Feeling Apart

It’s weird thinking about how much I currently feel apart of culture here in Jersey City. I just sat down with the CEO of Hudson Pride to do a podcast. I just emailed the co-chair for JC Pride. I work four times of week at the new local gay bar. I spent the majority of time with my queer friends. It seems now like a lifetime ago when I didn’t feel like I was part of anything.

Growing up gay where I did, St. Olaf for those who listen to Michael or South Dakota which is the actual place, did not lend itself to be apart of culture. At the very start, the cultural identity of people there are different. It’s this homogenized version of the Scandinavian countries mingled with mainstream culture. I don’t remember any German or Irish dishes outside of my mother throwing together a goulash to feed us. The idea of a place that I could find my home was fantastical. It’s hard to believe there are other people like me and that made it hard to accept myself.

When I came here eight years ago, I expected things to be different. I expected friends to come out of the wood work. I’d have a good job and a boyfriend in no time. Everything would work out and I could be gayer than ever. And that’s close to what happened. I met a guy that i dated for a few months. I got a job that I stayed with for over five years. I never had close gay friends, nor did I have many at all. It wasn’t until I felt like the world would literally fall down around me that I made a step forward in the right direction.

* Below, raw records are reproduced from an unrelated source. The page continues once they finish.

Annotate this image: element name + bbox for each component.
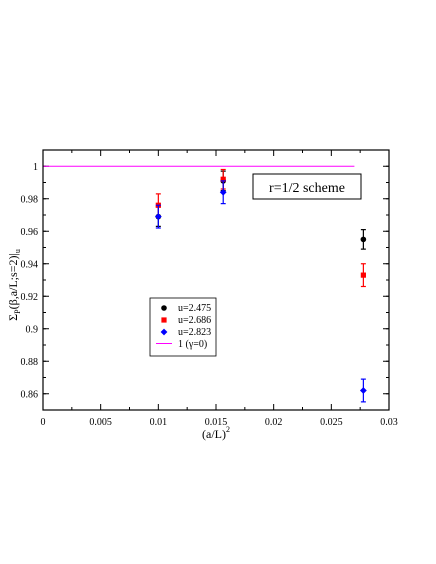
plot-frame [42, 149, 390, 411]
data-point [220, 176, 226, 182]
y-tick-label: 0.94 [21, 259, 39, 270]
x-tick-label: 0.03 [380, 417, 398, 428]
y-tick-label: 0.86 [21, 389, 39, 400]
series-u=2.823 [154, 180, 367, 403]
data-point [360, 236, 367, 243]
y-tick-label: 0.88 [21, 357, 39, 368]
x-axis-title: (a/L)2 [202, 425, 230, 441]
y-tick-label: 0.92 [21, 292, 39, 303]
y-tick-label: 0.98 [21, 194, 39, 205]
annotation-box [252, 173, 362, 200]
x-axis-title-main: (a/L) [202, 427, 226, 441]
legend-box [149, 297, 217, 357]
x-tick-label: 0.015 [205, 417, 228, 428]
legend-marker [161, 305, 167, 311]
x-tick-label: 0 [41, 417, 46, 428]
data-point [219, 188, 227, 196]
x-tick-label: 0.025 [320, 417, 343, 428]
data-point [360, 272, 366, 278]
y-axis-title-sub2: u [13, 249, 22, 253]
legend-label: 1 (γ=0) [178, 339, 207, 350]
y-axis-title-rest: (β,a/L;s=2)| [6, 253, 20, 309]
y-tick-label: 0.96 [21, 227, 39, 238]
y-tick-labels: 0.86 0.88 0.9 0.92 0.94 0.96 0.98 1 [21, 162, 39, 401]
legend-label: u=2.475 [178, 303, 211, 314]
legend-label: u=2.686 [178, 315, 211, 326]
x-tick-label: 0.02 [265, 417, 283, 428]
x-tick-label: 0.01 [150, 417, 168, 428]
x-tick-label: 0.005 [89, 417, 112, 428]
x-tick-labels: 0 0.005 0.01 0.015 0.02 0.025 0.03 [41, 417, 398, 428]
legend-marker [160, 328, 168, 336]
annotation-text: r=1/2 scheme [269, 181, 345, 196]
y-axis-title-main: Σ [6, 314, 20, 321]
y-tick-label: 0.9 [26, 324, 39, 335]
y-axis-title-sub: P [13, 309, 22, 314]
data-point [359, 387, 367, 394]
data-marks [154, 168, 367, 403]
y-axis-title: ΣP(β,a/L;s=2)|u [6, 249, 22, 321]
legend-label: u=2.823 [178, 327, 211, 338]
y-tick-label: 1 [33, 162, 38, 173]
x-axis-title-sup: 2 [226, 425, 230, 434]
data-point [154, 213, 162, 221]
legend-marker [161, 317, 167, 323]
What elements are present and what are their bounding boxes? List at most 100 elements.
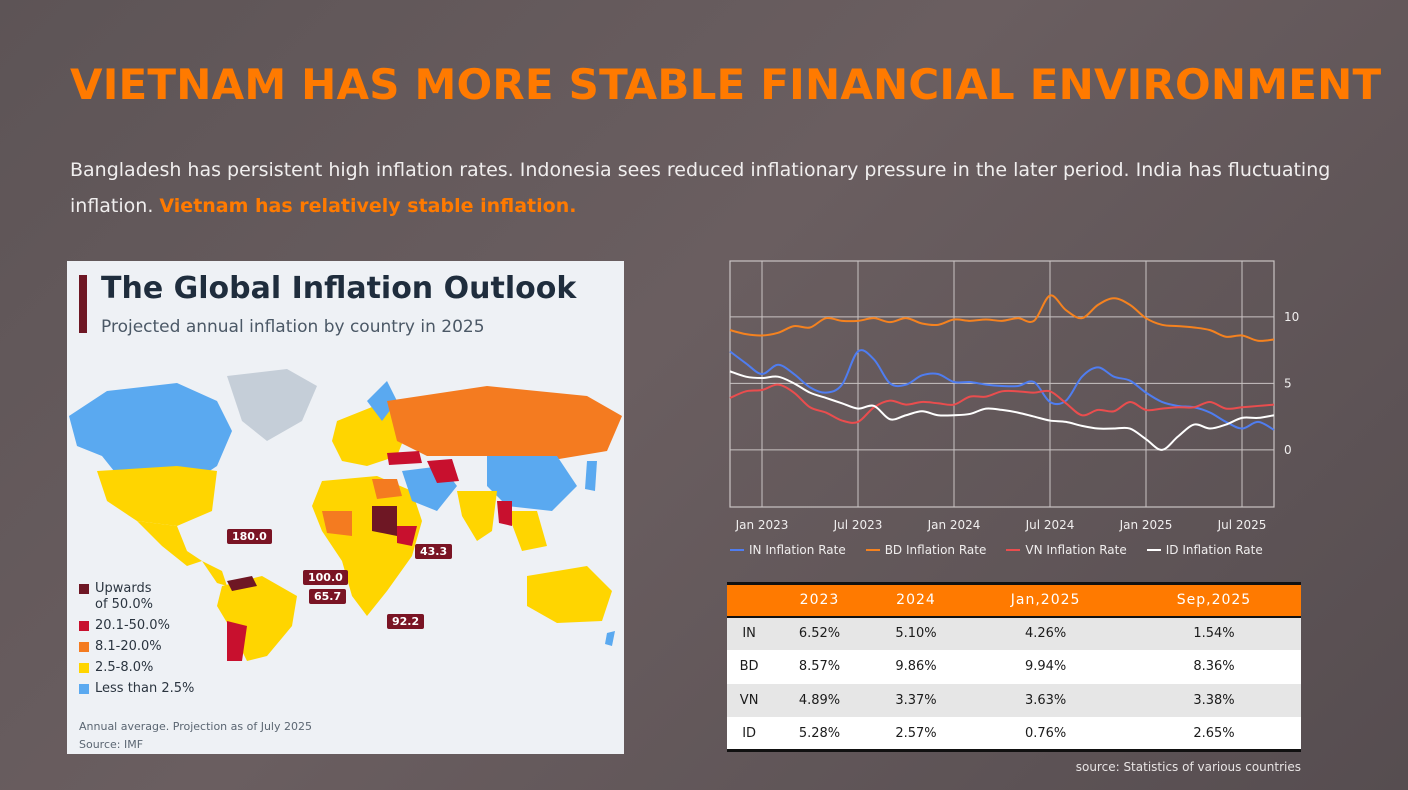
myanmar-region (497, 501, 512, 526)
map-title: The Global Inflation Outlook (101, 271, 577, 306)
table-cell: 6.52% (771, 616, 868, 650)
y-tick-label: 5 (1284, 376, 1292, 390)
table-cell: 4.26% (964, 616, 1127, 650)
table-cell: 0.76% (964, 717, 1127, 751)
legend-label-vn: VN Inflation Rate (1025, 543, 1127, 557)
sudan-region (372, 506, 397, 536)
legend-label-bd: BD Inflation Rate (884, 543, 987, 557)
x-tick-label: Jan 2024 (927, 518, 981, 532)
china-region (487, 456, 577, 511)
series-line-vn (729, 383, 1275, 424)
legend-label: Upwards of 50.0% (95, 581, 153, 612)
legend-swatch (79, 684, 89, 694)
mexico-region (137, 521, 202, 566)
legend-label-in: IN Inflation Rate (749, 543, 846, 557)
inflation-line-chart: Jan 2023 Jul 2023 Jan 2024 Jul 2024 Jan 2025… (729, 260, 1299, 532)
x-tick-label: Jan 2025 (1119, 518, 1173, 532)
table-cell: 3.37% (867, 683, 965, 717)
argentina-region (227, 621, 247, 661)
map-note-text: Annual average. Projection as of July 20… (79, 720, 312, 733)
legend-item-2-8: 2.5-8.0% (79, 660, 194, 676)
x-tick-label: Jul 2024 (1025, 518, 1075, 532)
world-map (69, 369, 622, 661)
legend-swatch (79, 621, 89, 631)
subtitle-highlight: Vietnam has relatively stable inflation. (159, 195, 577, 217)
legend-line-swatch (1006, 549, 1021, 551)
table-cell: 2.57% (867, 717, 965, 751)
table-header-row: 2023 2024 Jan,2025 Sep,2025 (727, 583, 1301, 618)
table-cell: 8.36% (1126, 650, 1301, 684)
legend-item-20-50: 20.1-50.0% (79, 618, 194, 634)
table-cell: 3.38% (1126, 683, 1301, 717)
iran-region (427, 459, 459, 483)
callout-west-africa: 100.0 (303, 570, 348, 585)
chart-legend: IN Inflation Rate BD Inflation Rate VN I… (730, 543, 1263, 557)
page-title: VIETNAM HAS MORE STABLE FINANCIAL ENVIRO… (70, 60, 1382, 109)
map-footnote: Annual average. Projection as of July 20… (79, 718, 312, 754)
central-america-region (202, 561, 227, 586)
legend-label: 2.5-8.0% (95, 660, 154, 675)
legend-item-less-2-5: Less than 2.5% (79, 681, 194, 697)
russia-region (387, 386, 622, 461)
legend-item-8-20: 8.1-20.0% (79, 639, 194, 655)
table-cell: 5.28% (771, 717, 868, 751)
y-tick-label: 10 (1284, 310, 1299, 324)
table-cell: 9.86% (867, 650, 965, 684)
map-title-accent-bar (79, 275, 87, 333)
legend-item-bd: BD Inflation Rate (865, 543, 987, 557)
table-header-cell: Jan,2025 (964, 583, 1127, 618)
usa-region (97, 466, 217, 526)
legend-item-upwards-50: Upwards of 50.0% (79, 581, 194, 613)
table-row: VN 4.89% 3.37% 3.63% 3.38% (727, 683, 1301, 717)
callout-south-sudan: 65.7 (309, 589, 347, 604)
y-tick-label: 0 (1284, 443, 1292, 457)
table-header-cell (727, 583, 772, 618)
venezuela-region (227, 576, 257, 591)
inflation-map-infographic: The Global Inflation Outlook Projected a… (67, 261, 624, 754)
table-cell: VN (727, 683, 772, 717)
table-header-cell: Sep,2025 (1126, 583, 1301, 618)
legend-label: 8.1-20.0% (95, 639, 162, 654)
series-line-id (729, 370, 1275, 451)
subtitle-text: Bangladesh has persistent high inflation… (70, 159, 1331, 217)
legend-label: Less than 2.5% (95, 681, 195, 696)
page-subtitle: Bangladesh has persistent high inflation… (70, 152, 1350, 224)
callout-venezuela: 180.0 (227, 529, 272, 544)
legend-item-id: ID Inflation Rate (1146, 543, 1263, 557)
legend-label-id: ID Inflation Rate (1165, 543, 1263, 557)
table-cell: 4.89% (771, 683, 868, 717)
table-header-cell: 2024 (867, 583, 965, 618)
source-note: source: Statistics of various countries (1075, 760, 1301, 774)
series-line-bd (729, 294, 1275, 342)
west-africa-region (322, 511, 352, 536)
callout-zimbabwe: 92.2 (387, 614, 425, 629)
legend-item-vn: VN Inflation Rate (1006, 543, 1127, 557)
legend-label: 20.1-50.0% (95, 618, 170, 633)
legend-line-swatch (730, 549, 744, 551)
x-tick-label: Jul 2025 (1217, 518, 1267, 532)
table-row: BD 8.57% 9.86% 9.94% 8.36% (727, 650, 1301, 684)
table-header-cell: 2023 (771, 583, 868, 618)
ethiopia-region (397, 526, 417, 546)
map-legend: Upwards of 50.0% 20.1-50.0% 8.1-20.0% 2.… (79, 581, 194, 702)
turkey-region (387, 451, 422, 465)
table-cell: 5.10% (867, 616, 965, 650)
egypt-region (372, 479, 402, 499)
southeast-asia-region (507, 511, 547, 551)
table-cell: 3.63% (964, 683, 1127, 717)
legend-item-in: IN Inflation Rate (730, 543, 846, 557)
callout-iran: 43.3 (415, 544, 453, 559)
legend-line-swatch (865, 549, 880, 551)
europe-region (332, 401, 407, 466)
greenland-region (227, 369, 317, 441)
legend-swatch (79, 642, 89, 652)
table-row: IN 6.52% 5.10% 4.26% 1.54% (727, 616, 1301, 650)
legend-swatch (79, 584, 89, 594)
table-cell: 2.65% (1126, 717, 1301, 751)
legend-swatch (79, 663, 89, 673)
map-source-text: Source: IMF (79, 738, 144, 751)
plot-frame (729, 260, 1275, 508)
table-cell: 1.54% (1126, 616, 1301, 650)
series-line-in (729, 349, 1275, 431)
table-cell: BD (727, 650, 772, 684)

It’s hard to describe that loneliness. I have always had great people around me, but there was this disconnect. I wasn’t okay with myself in the world, my position at work, and my outlook for the future was just negative. So in that lonely place I used sex and alcohol to escape. But they perpetuated that lonely depression and although I kept continuing, I kept feeling more at odds with my destiny.

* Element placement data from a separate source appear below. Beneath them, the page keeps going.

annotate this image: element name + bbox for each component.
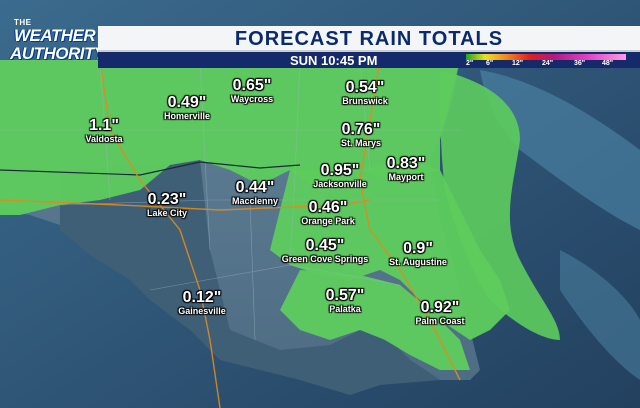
legend-label-24: 24" bbox=[542, 60, 554, 67]
rain-value: 0.12" bbox=[182, 289, 222, 306]
location-palatka: 0.57" Palatka bbox=[310, 288, 380, 314]
logo-authority: AUTHORITY bbox=[10, 44, 105, 63]
city-name: St. Augustine bbox=[389, 257, 447, 267]
city-name: Mayport bbox=[388, 172, 424, 182]
legend-label-36: 36" bbox=[574, 60, 586, 67]
city-name: Jacksonville bbox=[313, 179, 367, 189]
page-title: FORECAST RAIN TOTALS bbox=[234, 28, 504, 50]
city-name: Waycross bbox=[230, 94, 274, 104]
city-name: Macclenny bbox=[231, 196, 279, 206]
weather-authority-logo: THE WEATHER AUTHORITY bbox=[6, 18, 105, 70]
location-st-marys: 0.76" St. Marys bbox=[328, 122, 394, 148]
location-homerville: 0.49" Homerville bbox=[152, 95, 222, 121]
location-palm-coast: 0.92" Palm Coast bbox=[402, 300, 478, 326]
location-green-cove-springs: 0.45" Green Cove Springs bbox=[270, 238, 380, 264]
city-name: Orange Park bbox=[301, 216, 355, 226]
ocean-rain-band-2 bbox=[560, 250, 640, 380]
location-lake-city: 0.23" Lake City bbox=[132, 192, 202, 218]
city-name: Valdosta bbox=[85, 134, 123, 144]
rain-value: 0.92" bbox=[420, 299, 460, 316]
rain-value: 0.57" bbox=[325, 287, 365, 304]
logo-weather: WEATHER bbox=[14, 26, 96, 45]
title-bar: FORECAST RAIN TOTALS bbox=[98, 26, 640, 52]
location-mayport: 0.83" Mayport bbox=[372, 156, 440, 182]
rain-value: 0.44" bbox=[235, 179, 275, 196]
rain-value: 0.45" bbox=[305, 237, 345, 254]
legend-label-2: 2" bbox=[466, 60, 474, 67]
city-name: Lake City bbox=[146, 208, 188, 218]
highways bbox=[0, 59, 461, 408]
rain-value: 0.83" bbox=[386, 155, 426, 172]
location-st-augustine: 0.9" St. Augustine bbox=[380, 241, 456, 267]
ocean-rain-band bbox=[480, 70, 640, 230]
rain-area-south bbox=[280, 270, 470, 370]
rain-value: 0.46" bbox=[308, 199, 348, 216]
rain-value: 0.95" bbox=[320, 162, 360, 179]
rain-legend bbox=[466, 54, 626, 60]
florida-region bbox=[60, 160, 440, 395]
rain-value: 1.1" bbox=[89, 117, 119, 134]
legend-label-12: 12" bbox=[512, 60, 524, 67]
location-orange-park: 0.46" Orange Park bbox=[288, 200, 368, 226]
city-name: Green Cove Springs bbox=[281, 254, 369, 264]
rain-value: 0.49" bbox=[167, 94, 207, 111]
legend-label-6: 6" bbox=[486, 60, 494, 67]
location-valdosta: 1.1" Valdosta bbox=[72, 118, 136, 144]
location-jacksonville: 0.95" Jacksonville bbox=[300, 163, 380, 189]
location-waycross: 0.65" Waycross bbox=[222, 78, 282, 104]
rain-value: 0.23" bbox=[147, 191, 187, 208]
location-macclenny: 0.44" Macclenny bbox=[220, 180, 290, 206]
rain-value: 0.54" bbox=[345, 79, 385, 96]
rain-value: 0.65" bbox=[232, 77, 272, 94]
legend-label-48: 48" bbox=[602, 60, 614, 67]
forecast-time: SUN 10:45 PM bbox=[290, 53, 378, 68]
city-name: Brunswick bbox=[342, 96, 388, 106]
rain-area-coastal bbox=[440, 70, 560, 340]
city-name: Homerville bbox=[163, 111, 211, 121]
city-name: Gainesville bbox=[178, 306, 226, 316]
state-border bbox=[0, 161, 301, 176]
rain-value: 0.76" bbox=[341, 121, 381, 138]
city-name: St. Marys bbox=[340, 138, 382, 148]
location-brunswick: 0.54" Brunswick bbox=[330, 80, 400, 106]
city-name: Palatka bbox=[329, 304, 361, 314]
city-name: Palm Coast bbox=[415, 316, 465, 326]
rain-value: 0.9" bbox=[403, 240, 433, 257]
logo-the: THE bbox=[14, 18, 32, 27]
location-gainesville: 0.12" Gainesville bbox=[164, 290, 240, 316]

It got to the point where it felt like I was surrounded by this darkness constantly. A shadow sat on my shoulder. I used to describe it as never stopping from work. I was there 45-60 hours a week and constantly available via telephone. But, it sort of feels like this build up of negative thoughts that I had been putting out in the world for years. It just had to continue to grow. It kept me from giving up my addictions. It kept me from establishing close and consistent friendship. It kept me from reaching out and grabbing my future. It was me stopping me with anger, doubt, fear, and that kept me lonely.

It was not easy to break out and away from that pain, nor would some say I took the safest route. I quit my job. I changed my careers. I established new friendships. Then i gave up drinking and with that I left behind the unsafe aspects that went with it. My new friends created a safe space for me to flourish and the loneliness retreated. My ego filled with anger, doubt, and fear receded. And now, I’m moving forward better than ever.

I don’t want to forget the loneliness, just like I can’t forget where I come from. Both things show me how far I’ve come. And the greatness of things now will only get better, and I can’t wait.